Antique Indian photography is up for grabs at Bonhams, London

This Tuesday, priceless Indian artefacts go under the hammer. These include Shah Jahan’s dagger and India in Photography — the sale of a collection of Kanwardip Gujral’s, at Bonhams in London.

Bonhams has been one of the leading auction houses for over 300 years now. They have previously had auctions of Indian photographs in the October of 2006 and 2007. But this is the first time that more than 400 photographs from the 1850s to 1940s will be on offer. Gujral, a Hamburg-based businessman, collected these works from across Europe and Asia.

The collection is remarkable in its variety. It includes not only regal portraits but also architecture, landscapes, transport, trade and natural history. It provides a near composite view of life from the Revolt to the stirrings of Independence.

Himalayas to Chennai

The photos are in good condition as they have been kept mainly in Europe. Photos in India tend to be disastrously affected by the climate. The collection covers India from the Himalayas to Chennai. But Gujral gives away his place of growing up with a number of pictures of Agra.

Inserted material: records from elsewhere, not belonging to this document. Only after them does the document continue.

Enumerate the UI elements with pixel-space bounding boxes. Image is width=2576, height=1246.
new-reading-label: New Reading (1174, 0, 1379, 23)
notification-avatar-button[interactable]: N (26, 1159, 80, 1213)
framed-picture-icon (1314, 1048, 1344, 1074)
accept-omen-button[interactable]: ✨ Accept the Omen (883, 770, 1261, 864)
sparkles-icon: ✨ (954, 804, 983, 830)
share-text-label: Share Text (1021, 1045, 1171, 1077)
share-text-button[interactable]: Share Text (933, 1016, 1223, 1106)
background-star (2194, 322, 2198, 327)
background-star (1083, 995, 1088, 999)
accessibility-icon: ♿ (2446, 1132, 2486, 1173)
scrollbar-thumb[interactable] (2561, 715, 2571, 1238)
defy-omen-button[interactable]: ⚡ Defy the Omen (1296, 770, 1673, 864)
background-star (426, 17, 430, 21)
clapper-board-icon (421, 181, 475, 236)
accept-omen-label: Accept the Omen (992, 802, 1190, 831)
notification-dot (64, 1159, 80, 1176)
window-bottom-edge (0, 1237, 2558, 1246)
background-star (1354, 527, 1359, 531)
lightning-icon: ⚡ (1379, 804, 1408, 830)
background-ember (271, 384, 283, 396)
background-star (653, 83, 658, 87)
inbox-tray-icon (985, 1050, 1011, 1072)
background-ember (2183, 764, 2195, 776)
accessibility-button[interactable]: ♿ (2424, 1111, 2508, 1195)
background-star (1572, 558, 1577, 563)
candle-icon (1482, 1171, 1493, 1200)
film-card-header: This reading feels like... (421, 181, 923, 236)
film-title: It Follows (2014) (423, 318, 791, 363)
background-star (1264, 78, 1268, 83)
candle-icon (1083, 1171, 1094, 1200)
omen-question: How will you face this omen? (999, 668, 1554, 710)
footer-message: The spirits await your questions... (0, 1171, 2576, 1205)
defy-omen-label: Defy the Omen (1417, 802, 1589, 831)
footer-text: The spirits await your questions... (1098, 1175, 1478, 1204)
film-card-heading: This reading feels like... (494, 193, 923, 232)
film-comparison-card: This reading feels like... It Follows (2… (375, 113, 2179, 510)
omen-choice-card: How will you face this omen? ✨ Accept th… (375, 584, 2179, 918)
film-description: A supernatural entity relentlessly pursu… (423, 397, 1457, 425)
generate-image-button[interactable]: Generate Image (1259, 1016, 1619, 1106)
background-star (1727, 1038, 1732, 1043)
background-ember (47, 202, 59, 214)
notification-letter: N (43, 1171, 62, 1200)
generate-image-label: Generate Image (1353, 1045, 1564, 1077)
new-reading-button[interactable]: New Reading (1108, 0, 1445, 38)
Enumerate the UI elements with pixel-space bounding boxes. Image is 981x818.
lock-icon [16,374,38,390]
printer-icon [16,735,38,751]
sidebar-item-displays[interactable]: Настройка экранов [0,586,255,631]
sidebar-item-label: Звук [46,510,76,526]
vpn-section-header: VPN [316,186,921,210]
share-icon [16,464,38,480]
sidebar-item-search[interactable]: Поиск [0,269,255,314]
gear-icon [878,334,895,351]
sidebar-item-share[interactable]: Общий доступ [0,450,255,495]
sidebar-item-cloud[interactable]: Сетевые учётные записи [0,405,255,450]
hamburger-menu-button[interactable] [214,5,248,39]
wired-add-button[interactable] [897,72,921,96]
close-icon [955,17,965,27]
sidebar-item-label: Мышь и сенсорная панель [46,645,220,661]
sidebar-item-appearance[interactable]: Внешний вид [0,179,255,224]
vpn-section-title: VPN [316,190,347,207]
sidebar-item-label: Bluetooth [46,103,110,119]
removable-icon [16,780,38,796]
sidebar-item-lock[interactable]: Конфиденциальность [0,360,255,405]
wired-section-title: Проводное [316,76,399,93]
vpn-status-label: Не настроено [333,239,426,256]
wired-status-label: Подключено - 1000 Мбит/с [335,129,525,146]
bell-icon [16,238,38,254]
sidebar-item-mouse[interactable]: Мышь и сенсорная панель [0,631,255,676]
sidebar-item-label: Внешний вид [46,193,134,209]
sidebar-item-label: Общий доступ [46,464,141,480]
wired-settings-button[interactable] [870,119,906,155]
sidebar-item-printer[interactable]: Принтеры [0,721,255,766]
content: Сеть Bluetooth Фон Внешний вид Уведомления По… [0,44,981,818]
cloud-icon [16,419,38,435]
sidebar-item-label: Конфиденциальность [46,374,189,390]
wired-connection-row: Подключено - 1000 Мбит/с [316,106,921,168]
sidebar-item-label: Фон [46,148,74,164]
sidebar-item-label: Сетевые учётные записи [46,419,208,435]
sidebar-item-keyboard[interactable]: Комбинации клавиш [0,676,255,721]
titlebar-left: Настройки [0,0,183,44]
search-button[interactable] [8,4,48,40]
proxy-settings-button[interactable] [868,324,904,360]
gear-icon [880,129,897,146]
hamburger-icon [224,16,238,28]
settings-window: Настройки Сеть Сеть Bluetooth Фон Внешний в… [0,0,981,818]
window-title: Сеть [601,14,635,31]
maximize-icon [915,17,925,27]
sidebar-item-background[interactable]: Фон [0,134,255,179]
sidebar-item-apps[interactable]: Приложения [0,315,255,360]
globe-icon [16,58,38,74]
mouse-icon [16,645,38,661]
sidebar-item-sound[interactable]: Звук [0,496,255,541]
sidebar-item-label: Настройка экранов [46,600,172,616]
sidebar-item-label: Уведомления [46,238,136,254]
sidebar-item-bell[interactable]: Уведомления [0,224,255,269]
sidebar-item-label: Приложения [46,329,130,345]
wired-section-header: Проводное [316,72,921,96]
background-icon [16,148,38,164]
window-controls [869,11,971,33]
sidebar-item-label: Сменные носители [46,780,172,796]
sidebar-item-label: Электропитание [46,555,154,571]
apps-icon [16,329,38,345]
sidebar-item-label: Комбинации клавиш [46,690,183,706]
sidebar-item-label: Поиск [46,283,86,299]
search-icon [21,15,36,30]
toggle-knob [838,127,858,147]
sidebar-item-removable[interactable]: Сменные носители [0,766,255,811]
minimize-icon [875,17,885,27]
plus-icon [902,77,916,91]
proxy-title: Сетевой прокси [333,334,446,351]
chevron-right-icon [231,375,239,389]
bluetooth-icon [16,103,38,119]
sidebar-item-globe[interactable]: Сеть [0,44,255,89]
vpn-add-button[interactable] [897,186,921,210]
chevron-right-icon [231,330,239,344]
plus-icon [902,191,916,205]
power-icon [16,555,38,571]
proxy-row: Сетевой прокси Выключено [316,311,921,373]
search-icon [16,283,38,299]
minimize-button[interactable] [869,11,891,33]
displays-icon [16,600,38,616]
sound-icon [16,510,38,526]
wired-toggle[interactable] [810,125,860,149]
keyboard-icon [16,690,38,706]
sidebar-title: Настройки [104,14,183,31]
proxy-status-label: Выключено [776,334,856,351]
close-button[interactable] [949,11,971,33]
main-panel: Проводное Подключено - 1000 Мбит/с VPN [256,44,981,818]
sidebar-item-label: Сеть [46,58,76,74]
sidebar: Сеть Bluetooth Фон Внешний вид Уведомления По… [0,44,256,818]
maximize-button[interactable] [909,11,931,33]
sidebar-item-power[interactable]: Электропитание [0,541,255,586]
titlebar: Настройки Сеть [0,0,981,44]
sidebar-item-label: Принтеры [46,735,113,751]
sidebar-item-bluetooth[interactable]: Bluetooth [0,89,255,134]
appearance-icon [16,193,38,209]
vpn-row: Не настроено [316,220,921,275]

Mathew Hales from Bonhams London feels that the collection is significant for its variety and intact condition. Estimates for the photographs range from £100 to £15,000.

Speaking from London, Hales senses a new and fierce interest in Indian photography. The interested buyers are Indians but also collectors based in the United Kingdom. Hales elaborates, “Many collectors based in the U.K. are from conservative military backgrounds who might often have been born in India.”

Gujral had a knack for discovering the hidden and the precious. One of the main attractions of the auction will be an album of views from Kashmir, belonging to the Viceroy Lords Lansdowne. The collection includes the works of pioneering photojournalists and photographers like Felice Beato and John Murray. Hales believes that Murray’s photographs of Agra are invaluable. Murray’s photos were taken after the 1857 Revolt and are distinct for their size and composition. Murray says, “The Taj Mahal is the most iconic Indian landmark. Murray’s photos measure 40cms by 45cms, while most photos are standard A4 size. He used a large camera to get excellent views.” With panoramas being all the fashion in the photo world, it will be no surprise if these photos fetch the most.